Efimushka was again silent, and, shifting from leg to leg as he stood over the prisoner, regarded him with wide-open eyes. And the latter kept looking at him and looking at him and smiling. Efimushka fell a pondering as to what he ought to be doing next.
And how was it that this vagabond, who had been so surly and sullen all along, should all at once have become so gentle? Wouldn't it be as well to fall upon him, twist his arms, give him a couple of whacks on the neck, and so put an end to all this nonsense? And with as severely an official tone as he could command, Efimushka said:
"Come, you rascal, stir your stumps! Get up, I say! And I tell you this, I'll make you trot along then, never fear! Do you understand? Very well! Look! I am about to strike."
"Strike me?" asked the prisoner with a smile.

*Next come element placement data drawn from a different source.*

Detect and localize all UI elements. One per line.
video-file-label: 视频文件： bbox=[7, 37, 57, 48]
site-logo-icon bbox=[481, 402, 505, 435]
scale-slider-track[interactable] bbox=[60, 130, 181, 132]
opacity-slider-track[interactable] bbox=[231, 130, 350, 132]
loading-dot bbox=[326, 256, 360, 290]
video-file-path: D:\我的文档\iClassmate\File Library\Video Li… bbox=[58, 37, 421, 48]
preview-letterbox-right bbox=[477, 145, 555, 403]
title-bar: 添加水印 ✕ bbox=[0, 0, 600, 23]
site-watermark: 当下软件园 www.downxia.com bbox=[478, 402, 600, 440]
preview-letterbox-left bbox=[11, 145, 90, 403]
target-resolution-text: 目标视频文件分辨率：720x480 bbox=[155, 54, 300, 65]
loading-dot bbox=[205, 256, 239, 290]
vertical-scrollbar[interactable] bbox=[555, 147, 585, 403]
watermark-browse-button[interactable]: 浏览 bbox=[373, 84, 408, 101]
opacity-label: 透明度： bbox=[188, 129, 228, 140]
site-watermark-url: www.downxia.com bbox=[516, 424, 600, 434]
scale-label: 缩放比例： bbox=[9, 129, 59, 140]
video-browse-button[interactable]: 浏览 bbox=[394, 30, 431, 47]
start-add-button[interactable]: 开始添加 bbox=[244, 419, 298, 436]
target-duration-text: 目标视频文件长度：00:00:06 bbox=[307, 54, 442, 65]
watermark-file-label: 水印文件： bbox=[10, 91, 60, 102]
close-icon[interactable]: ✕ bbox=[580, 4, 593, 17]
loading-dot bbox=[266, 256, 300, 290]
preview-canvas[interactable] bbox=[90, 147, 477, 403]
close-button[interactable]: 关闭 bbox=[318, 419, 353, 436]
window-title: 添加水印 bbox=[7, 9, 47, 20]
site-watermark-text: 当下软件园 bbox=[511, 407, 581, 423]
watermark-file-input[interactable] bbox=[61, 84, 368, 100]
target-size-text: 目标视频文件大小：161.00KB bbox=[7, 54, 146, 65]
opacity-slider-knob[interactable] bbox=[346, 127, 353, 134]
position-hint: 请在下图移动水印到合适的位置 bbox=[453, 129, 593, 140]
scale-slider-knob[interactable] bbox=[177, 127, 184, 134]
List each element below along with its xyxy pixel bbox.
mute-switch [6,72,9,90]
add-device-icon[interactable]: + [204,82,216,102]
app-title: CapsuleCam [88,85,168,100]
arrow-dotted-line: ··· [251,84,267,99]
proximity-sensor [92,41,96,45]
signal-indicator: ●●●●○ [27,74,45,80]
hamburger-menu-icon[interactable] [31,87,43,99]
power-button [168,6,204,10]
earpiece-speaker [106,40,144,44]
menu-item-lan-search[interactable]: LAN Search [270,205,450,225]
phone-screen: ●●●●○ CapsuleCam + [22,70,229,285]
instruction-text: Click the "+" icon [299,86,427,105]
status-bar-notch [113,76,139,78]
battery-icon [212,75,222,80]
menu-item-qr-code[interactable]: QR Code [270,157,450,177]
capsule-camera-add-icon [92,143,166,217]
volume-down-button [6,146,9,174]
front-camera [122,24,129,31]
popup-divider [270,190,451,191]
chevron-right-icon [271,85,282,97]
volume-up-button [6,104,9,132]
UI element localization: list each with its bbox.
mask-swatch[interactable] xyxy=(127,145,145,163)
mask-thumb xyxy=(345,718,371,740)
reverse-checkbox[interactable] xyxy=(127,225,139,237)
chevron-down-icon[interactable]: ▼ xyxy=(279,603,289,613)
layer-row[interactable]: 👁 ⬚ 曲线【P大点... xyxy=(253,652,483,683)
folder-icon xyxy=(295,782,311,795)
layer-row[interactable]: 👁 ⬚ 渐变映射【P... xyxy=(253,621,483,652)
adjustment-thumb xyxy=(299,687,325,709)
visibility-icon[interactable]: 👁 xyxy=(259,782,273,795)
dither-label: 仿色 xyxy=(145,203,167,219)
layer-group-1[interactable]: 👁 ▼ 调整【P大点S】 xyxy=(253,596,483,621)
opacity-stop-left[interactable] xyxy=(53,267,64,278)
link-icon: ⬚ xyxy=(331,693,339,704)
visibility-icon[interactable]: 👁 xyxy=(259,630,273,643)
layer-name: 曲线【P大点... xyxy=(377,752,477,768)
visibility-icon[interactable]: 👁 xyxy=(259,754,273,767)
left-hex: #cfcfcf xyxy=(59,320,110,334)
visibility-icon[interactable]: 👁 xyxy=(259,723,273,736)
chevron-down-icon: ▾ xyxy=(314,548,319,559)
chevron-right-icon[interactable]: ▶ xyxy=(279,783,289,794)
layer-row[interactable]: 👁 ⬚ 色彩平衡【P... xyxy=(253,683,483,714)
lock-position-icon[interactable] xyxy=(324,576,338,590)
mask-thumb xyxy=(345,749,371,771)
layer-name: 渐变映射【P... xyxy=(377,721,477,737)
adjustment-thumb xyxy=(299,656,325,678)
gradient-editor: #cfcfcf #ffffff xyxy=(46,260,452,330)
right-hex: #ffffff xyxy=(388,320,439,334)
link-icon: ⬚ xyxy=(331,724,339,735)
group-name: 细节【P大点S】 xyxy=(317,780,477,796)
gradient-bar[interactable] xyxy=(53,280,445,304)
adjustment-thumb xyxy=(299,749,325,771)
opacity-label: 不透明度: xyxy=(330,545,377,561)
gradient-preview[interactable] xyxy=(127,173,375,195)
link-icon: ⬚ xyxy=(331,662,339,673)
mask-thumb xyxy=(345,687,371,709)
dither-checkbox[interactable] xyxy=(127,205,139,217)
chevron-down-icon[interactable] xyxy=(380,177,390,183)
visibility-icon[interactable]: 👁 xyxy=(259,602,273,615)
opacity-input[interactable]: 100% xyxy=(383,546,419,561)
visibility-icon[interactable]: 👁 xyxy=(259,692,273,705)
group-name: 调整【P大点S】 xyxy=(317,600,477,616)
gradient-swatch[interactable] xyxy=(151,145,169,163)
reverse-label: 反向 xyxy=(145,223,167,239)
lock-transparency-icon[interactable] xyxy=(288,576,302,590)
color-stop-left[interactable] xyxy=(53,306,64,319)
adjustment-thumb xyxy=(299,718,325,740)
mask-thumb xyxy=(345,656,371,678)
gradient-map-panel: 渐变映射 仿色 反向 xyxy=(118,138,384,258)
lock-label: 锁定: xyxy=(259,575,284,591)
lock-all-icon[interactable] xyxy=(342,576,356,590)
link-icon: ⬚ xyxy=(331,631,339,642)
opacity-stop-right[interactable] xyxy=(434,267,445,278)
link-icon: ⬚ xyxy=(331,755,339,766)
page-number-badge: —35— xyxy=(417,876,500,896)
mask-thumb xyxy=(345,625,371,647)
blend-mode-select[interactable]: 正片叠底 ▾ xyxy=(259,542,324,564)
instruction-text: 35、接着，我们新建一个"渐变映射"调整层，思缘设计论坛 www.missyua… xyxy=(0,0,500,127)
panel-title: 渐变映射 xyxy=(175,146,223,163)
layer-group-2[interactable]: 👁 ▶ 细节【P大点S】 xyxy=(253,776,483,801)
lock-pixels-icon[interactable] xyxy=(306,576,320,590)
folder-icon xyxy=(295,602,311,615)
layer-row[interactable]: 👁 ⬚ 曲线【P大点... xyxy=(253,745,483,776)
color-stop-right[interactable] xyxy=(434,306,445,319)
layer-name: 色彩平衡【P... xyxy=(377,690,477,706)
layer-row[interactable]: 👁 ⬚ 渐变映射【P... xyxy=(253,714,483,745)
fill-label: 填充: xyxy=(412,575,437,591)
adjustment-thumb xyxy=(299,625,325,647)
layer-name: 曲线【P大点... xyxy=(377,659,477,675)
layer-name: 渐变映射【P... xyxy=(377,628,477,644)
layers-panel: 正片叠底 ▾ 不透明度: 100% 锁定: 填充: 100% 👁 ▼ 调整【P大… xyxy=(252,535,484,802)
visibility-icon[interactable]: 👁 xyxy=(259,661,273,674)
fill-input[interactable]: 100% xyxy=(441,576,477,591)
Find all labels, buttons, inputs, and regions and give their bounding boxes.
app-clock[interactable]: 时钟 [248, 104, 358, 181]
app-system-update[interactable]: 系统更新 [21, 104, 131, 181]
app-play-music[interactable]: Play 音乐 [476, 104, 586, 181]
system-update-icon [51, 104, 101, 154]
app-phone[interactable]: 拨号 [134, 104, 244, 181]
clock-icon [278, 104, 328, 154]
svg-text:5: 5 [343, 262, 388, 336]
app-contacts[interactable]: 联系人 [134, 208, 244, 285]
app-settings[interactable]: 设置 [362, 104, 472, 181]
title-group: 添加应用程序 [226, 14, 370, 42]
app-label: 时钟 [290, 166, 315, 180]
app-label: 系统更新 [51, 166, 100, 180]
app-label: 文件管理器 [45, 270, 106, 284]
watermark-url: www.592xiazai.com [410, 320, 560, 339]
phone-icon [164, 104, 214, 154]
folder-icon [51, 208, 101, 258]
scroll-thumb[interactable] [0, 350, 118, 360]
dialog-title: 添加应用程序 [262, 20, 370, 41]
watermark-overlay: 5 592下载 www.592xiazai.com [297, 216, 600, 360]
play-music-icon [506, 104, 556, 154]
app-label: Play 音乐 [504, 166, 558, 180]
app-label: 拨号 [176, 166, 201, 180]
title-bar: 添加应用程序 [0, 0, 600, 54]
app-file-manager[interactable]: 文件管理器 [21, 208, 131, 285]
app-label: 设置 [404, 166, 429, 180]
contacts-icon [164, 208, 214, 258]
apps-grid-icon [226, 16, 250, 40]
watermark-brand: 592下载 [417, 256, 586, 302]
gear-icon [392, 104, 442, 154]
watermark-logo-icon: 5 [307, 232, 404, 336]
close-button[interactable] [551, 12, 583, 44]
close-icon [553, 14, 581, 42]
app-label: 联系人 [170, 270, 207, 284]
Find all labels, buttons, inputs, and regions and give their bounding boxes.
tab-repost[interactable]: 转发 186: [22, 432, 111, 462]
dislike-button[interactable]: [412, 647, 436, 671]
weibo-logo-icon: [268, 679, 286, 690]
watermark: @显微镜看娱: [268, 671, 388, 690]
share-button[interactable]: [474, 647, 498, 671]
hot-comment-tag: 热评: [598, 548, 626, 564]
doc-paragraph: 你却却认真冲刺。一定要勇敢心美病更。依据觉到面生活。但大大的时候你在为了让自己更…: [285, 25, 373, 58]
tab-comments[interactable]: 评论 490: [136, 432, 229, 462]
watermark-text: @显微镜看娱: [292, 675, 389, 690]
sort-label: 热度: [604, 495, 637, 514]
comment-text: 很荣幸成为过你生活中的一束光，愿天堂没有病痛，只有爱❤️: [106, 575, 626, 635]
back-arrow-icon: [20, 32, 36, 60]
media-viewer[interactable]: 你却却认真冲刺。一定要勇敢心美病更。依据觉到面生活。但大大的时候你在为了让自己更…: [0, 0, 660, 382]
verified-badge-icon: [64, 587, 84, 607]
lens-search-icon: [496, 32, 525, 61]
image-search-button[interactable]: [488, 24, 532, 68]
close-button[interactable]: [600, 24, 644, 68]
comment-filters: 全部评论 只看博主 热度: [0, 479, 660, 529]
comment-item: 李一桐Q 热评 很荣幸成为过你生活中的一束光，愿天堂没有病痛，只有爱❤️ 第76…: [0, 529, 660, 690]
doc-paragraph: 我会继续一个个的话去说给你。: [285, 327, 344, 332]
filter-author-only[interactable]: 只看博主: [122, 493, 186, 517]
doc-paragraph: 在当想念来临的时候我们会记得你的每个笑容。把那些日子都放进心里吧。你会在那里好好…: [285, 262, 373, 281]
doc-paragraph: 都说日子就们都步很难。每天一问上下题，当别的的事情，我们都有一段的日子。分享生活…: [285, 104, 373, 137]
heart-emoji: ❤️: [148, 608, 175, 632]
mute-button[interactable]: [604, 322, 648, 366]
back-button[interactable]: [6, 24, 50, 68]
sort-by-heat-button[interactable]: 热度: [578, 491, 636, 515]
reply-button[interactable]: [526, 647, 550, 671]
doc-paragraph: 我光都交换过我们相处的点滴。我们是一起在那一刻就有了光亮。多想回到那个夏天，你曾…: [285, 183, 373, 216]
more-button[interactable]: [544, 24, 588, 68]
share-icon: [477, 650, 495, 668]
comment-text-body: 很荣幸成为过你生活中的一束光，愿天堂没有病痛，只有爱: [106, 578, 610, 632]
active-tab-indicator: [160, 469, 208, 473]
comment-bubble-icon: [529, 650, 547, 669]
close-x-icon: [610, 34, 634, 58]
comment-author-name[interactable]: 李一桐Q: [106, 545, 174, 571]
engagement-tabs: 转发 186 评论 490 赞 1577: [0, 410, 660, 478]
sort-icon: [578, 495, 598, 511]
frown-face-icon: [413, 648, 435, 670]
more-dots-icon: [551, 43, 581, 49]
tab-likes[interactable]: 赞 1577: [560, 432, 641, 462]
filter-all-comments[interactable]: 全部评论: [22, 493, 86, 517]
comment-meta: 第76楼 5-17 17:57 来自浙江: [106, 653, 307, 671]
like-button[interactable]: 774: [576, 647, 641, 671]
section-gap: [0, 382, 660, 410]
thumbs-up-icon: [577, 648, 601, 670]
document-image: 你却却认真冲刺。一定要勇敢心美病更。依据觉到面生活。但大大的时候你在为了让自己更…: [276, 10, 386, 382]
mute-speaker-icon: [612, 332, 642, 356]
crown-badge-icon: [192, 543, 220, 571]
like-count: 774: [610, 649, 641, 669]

"Yes, you; what are you thinking about, eh?"
"What! would you, Efimushka Gruizlov, strike me, Vic Tuchkov?"
"Alas! you are a little wide of the mark, you are," cried Efimushka in astonishment; "but who are you, really? What sort of game is this?"
"Don't screech so, Efimushka! It is about time you recognised me, I think," said the prisoner, smiling quietly and regaining his feet; "how do you find yourself, eh?"
Efimushka bounded back from the hand extended to him, and gazed with all his eyes at the face of his prisoner. Then his lips began to tremble, and his whole face puckered up.
"Viktor Aleksandrovich—is it really and truly you?" he asked in a whisper.